Crise diminui investimento no setor de transportes e logística

 

Precisando de aportes de quase R$ 1 trilhão para se tornar competitivo, o setor enfrenta cortes no orçamento ano após ano e já caiu ao patamar de 2008. Propostas paradas no Legislativo também atrapalham o desenvolvimento.

Fundamental para o desenvolvimento, a infraestrutura e os serviços de transporte e logística, no Brasil, são relegados a segundo plano nas políticas públicas. Dados revelam que o atraso no investimento é tanto que seria necessário o aporte de quase R$ 1 trilhão em mais de 2 mil projetos para tornar o setor competitivo. Porém, desde 2012, o orçamento só encolhe. Naquele ano, o governo autorizou a liberação de R$ 28 bilhões e pagou, efetivamente, R$ 13,6 bilhões. Em 2016, o montante caiu para R$ 15,2 bilhões. O país regrediu quase uma década, com recursos públicos equivalentes aos de 2008 para todos os modais.

Não à toa, os quatro segmentos — ferroviário, rodoviário, aeroviário e aquaviário — lutam para mitigar os gargalos e tornar o ambiente regulatório mais atrativo ao setor privado. “O país vive uma crise fiscal que não tem data para acabar e, para facilitar o investimento privado, é preciso oferecer bons projetos básicos, um arcabouço jurídico sólido para não ter incerteza da manutenção dos contratos e boas condições de financiamento”, afirma Bruno Batista, diretor executivo da Confederação Nacional do Transporte (CNT).

Entraves institucionais, no entanto, impedem a criação do ambiente ideal para atrair o capital privado, e agravam os gargalos de infraestrutura. Os processos licitatórios das concessões são complexos e longos. Para viabilizar os projetos prioritários, os setores dependem de projetos de lei, que podem demorar quase uma década para tramitar, entre comissões e plenários, e da vontade política para ganhar celeridade. No Executivo, é preciso contar com a iniciativa do governo ou o apoio de deputados para inserir uma emenda, que corre o risco de ser vetada, em alguma Medida Provisória (MP).

Um dos modais mais avançados na conquista dos objetivos é o aeroviário. O diretor de Relações Institucionais da Associação Brasileira das Empresas Aéreas (Abear), Airton Pereira, reconhece que, em relação ao Executivo, nos últimos anos, houve maior resolução de prioridades na comparação com os demais modais. “Tivemos significativo aumento na capacidade dos terminais aeroportuários para atender a demanda crescente de passageiros que o setor experimentou até 2014”, lembra em referência à Copa do Mundo. Evolução que se mantém ativa com as concessões de mais quatro aeroportos anunciadas no mês passado e com a expectativa de regionalização, o que permitirá às companhias aéreas chegarem a mais cidades do país.

“O nosso enfrentamento com o Executivo é relacionado com a carga tributária. Uma batalha é a reoneração da folha de pagamento, com uma MP (774/2017) que será votada ou caducará agora. Se a contribuição previdenciária deixar de ser sobre receita bruta e voltar a ser cobrada por 20% da folha, o setor terá R$ 460 milhões de custo adicional por ano”, alerta Pereira. Como as companhias não têm subsídios, gastos extras levam ao aumento de receita. “Se aumentarmos os preços das passagens, perdemos passageiros que não suportam valores altos”, explica.

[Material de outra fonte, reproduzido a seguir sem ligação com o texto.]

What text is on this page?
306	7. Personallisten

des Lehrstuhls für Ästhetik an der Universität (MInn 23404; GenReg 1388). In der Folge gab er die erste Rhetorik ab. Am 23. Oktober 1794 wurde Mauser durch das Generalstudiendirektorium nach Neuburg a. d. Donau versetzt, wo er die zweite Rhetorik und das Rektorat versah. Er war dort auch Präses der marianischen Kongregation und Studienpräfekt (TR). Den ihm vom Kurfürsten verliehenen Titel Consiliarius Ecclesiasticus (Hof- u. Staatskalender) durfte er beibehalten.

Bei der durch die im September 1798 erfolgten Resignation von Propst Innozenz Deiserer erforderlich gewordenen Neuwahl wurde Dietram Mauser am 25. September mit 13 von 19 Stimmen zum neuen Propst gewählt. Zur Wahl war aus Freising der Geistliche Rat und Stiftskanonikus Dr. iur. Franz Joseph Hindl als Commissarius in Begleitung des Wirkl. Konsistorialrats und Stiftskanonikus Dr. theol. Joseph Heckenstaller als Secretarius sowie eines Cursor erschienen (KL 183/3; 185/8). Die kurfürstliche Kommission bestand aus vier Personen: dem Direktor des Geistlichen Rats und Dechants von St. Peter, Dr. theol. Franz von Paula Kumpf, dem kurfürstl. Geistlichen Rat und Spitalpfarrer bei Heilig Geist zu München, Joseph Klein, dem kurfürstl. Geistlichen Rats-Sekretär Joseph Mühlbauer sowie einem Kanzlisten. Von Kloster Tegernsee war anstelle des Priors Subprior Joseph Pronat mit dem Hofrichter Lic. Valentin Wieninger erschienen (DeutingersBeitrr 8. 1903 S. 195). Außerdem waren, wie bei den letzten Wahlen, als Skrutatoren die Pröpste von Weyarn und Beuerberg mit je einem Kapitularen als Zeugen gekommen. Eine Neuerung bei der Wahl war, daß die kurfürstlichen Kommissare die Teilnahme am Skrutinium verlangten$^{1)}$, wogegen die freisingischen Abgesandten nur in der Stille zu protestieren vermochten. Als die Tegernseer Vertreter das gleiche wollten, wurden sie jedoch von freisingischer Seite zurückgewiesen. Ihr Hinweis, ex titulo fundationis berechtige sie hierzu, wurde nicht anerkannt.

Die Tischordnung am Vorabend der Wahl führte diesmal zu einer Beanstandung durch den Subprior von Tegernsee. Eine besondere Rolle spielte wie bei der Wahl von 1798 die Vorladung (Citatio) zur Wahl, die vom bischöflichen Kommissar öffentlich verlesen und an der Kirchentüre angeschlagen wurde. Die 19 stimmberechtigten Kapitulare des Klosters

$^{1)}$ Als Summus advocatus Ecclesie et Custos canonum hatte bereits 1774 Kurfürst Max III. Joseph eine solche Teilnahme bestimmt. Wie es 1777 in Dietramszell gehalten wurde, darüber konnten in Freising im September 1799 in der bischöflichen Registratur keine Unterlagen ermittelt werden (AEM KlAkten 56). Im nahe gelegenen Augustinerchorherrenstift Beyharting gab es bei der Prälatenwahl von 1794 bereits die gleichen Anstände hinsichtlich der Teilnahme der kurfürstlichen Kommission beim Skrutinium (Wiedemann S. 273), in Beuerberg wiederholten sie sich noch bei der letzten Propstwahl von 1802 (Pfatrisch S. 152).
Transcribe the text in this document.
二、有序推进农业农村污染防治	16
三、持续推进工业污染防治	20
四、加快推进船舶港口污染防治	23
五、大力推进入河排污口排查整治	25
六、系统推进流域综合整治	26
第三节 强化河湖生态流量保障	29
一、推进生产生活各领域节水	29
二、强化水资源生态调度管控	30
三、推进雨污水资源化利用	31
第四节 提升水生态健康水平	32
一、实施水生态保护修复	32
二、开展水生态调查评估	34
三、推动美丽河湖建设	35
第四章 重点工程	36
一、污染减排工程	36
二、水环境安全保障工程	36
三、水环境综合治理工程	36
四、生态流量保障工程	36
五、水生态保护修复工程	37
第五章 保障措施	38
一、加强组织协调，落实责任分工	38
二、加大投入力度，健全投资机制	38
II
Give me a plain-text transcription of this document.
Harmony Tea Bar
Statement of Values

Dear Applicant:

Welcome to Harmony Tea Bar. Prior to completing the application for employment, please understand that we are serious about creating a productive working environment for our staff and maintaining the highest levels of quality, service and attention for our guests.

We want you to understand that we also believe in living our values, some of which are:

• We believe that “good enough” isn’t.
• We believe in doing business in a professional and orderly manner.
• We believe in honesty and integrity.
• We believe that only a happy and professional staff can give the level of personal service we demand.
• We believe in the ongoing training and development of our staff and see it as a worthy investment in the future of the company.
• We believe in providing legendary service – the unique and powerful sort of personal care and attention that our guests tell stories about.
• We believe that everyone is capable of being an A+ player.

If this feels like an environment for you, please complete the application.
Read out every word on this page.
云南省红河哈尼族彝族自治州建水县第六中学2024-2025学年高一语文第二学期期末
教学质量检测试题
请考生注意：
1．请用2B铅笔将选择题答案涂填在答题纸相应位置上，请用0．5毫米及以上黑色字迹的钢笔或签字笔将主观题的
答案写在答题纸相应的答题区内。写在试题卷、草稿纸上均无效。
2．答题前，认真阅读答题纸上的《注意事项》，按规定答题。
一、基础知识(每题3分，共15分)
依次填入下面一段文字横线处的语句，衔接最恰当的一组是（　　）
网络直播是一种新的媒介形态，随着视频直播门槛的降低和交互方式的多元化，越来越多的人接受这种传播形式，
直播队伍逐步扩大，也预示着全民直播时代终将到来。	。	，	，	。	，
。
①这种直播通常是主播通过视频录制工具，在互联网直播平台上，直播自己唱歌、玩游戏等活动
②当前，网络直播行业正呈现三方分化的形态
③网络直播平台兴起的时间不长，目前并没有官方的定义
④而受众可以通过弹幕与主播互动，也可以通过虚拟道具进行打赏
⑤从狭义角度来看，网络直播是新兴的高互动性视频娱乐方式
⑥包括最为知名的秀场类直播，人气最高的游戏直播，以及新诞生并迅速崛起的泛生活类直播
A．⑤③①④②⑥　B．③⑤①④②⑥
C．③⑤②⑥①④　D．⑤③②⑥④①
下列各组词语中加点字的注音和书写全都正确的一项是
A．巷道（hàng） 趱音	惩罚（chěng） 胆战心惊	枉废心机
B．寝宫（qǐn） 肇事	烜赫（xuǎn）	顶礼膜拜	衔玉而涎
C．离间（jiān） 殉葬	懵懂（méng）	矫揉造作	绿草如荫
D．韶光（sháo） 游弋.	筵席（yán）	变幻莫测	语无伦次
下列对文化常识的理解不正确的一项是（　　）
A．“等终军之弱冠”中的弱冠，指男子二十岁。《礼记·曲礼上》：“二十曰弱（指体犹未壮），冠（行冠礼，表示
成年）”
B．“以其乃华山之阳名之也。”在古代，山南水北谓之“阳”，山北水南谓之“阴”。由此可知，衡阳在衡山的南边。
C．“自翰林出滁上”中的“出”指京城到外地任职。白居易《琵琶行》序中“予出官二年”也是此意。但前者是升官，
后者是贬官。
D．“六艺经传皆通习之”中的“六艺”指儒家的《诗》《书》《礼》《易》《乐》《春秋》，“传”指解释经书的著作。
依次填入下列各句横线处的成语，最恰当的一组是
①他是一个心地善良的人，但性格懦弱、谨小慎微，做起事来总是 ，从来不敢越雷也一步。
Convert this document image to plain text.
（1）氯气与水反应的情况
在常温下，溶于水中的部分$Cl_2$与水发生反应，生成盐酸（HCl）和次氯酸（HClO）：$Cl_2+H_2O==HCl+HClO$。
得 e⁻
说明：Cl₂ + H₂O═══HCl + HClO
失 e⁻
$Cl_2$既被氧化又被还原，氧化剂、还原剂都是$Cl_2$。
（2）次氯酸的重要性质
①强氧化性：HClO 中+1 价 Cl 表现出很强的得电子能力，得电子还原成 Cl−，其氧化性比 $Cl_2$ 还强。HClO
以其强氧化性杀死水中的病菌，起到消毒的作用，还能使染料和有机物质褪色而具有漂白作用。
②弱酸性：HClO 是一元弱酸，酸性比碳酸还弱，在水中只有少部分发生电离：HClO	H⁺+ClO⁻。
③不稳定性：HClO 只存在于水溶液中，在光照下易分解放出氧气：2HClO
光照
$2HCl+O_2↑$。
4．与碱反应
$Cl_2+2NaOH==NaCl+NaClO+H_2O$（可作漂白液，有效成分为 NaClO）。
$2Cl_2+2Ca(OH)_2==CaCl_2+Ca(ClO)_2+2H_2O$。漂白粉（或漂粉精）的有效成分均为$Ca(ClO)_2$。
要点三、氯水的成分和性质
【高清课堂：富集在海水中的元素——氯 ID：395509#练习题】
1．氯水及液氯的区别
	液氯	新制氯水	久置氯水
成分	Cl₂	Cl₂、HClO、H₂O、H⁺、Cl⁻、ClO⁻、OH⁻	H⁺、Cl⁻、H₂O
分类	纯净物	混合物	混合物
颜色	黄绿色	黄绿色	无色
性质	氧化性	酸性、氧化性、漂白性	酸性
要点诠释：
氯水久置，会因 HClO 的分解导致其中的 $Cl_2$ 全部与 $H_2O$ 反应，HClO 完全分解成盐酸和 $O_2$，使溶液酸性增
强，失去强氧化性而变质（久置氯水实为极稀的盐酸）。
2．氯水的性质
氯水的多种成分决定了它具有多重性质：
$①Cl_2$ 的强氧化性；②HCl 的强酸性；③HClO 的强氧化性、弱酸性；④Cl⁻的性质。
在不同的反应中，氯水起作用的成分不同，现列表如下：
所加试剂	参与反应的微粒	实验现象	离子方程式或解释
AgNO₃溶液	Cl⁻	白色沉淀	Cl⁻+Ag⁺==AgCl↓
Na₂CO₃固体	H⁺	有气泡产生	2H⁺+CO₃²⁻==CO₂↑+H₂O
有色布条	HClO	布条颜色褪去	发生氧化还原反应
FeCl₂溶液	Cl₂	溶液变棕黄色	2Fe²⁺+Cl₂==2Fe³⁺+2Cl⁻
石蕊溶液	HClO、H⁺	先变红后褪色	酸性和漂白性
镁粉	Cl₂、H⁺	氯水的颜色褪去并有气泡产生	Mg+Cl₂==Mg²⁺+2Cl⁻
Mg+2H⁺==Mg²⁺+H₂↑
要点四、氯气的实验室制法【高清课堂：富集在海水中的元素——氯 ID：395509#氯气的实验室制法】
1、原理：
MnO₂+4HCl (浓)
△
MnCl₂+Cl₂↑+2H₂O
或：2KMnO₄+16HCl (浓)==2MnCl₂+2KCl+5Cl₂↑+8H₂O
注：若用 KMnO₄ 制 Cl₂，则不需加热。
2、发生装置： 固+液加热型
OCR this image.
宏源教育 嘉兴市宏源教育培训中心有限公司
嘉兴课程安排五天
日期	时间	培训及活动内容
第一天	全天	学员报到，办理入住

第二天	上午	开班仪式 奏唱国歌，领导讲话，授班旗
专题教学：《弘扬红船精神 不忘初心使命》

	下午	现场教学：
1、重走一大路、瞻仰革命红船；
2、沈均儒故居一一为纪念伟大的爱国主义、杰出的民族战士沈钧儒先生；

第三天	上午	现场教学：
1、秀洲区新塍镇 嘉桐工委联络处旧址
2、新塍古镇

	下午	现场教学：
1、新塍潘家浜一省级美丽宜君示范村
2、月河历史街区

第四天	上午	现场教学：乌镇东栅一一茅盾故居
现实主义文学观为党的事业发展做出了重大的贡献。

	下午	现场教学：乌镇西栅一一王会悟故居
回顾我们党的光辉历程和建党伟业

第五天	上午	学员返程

A agenda de competitividade é, justamente, contrária: passa pela redução de custos para aumentar a demanda. Por isso, outro pleito é criar um teto para alíquota de Imposto sobre Circulação de Mercadorias e Serviços (ICMS) do combustível das aeronaves. “O teto do ICMS é uma questão fundamental e tem sido um trabalho árduo de sensibilização. Projeto de lei no Senado tramita desde 2015, mas a Abear, que nasceu há cinco anos, bate nessa tecla desde o início. Isso porque o combustível, no Brasil, é 26% mais caro do que em outros países e representa 40% do custo do setor, enquanto nem chega a 30% nos outros lugares”, diz.

Como o preço que a Petrobras cobra é entre 5% e 6% maior do que nos demais países, o peso está na carga tributária. “Queremos um teto de 12%. Isso viabilizaria 70 voos diários a mais ligando Sul/Sudeste ao Norte/Nordeste, com ganho para hubs (aeroportos centrais, como o de Brasília) e redução do preço da passagem”, afirma.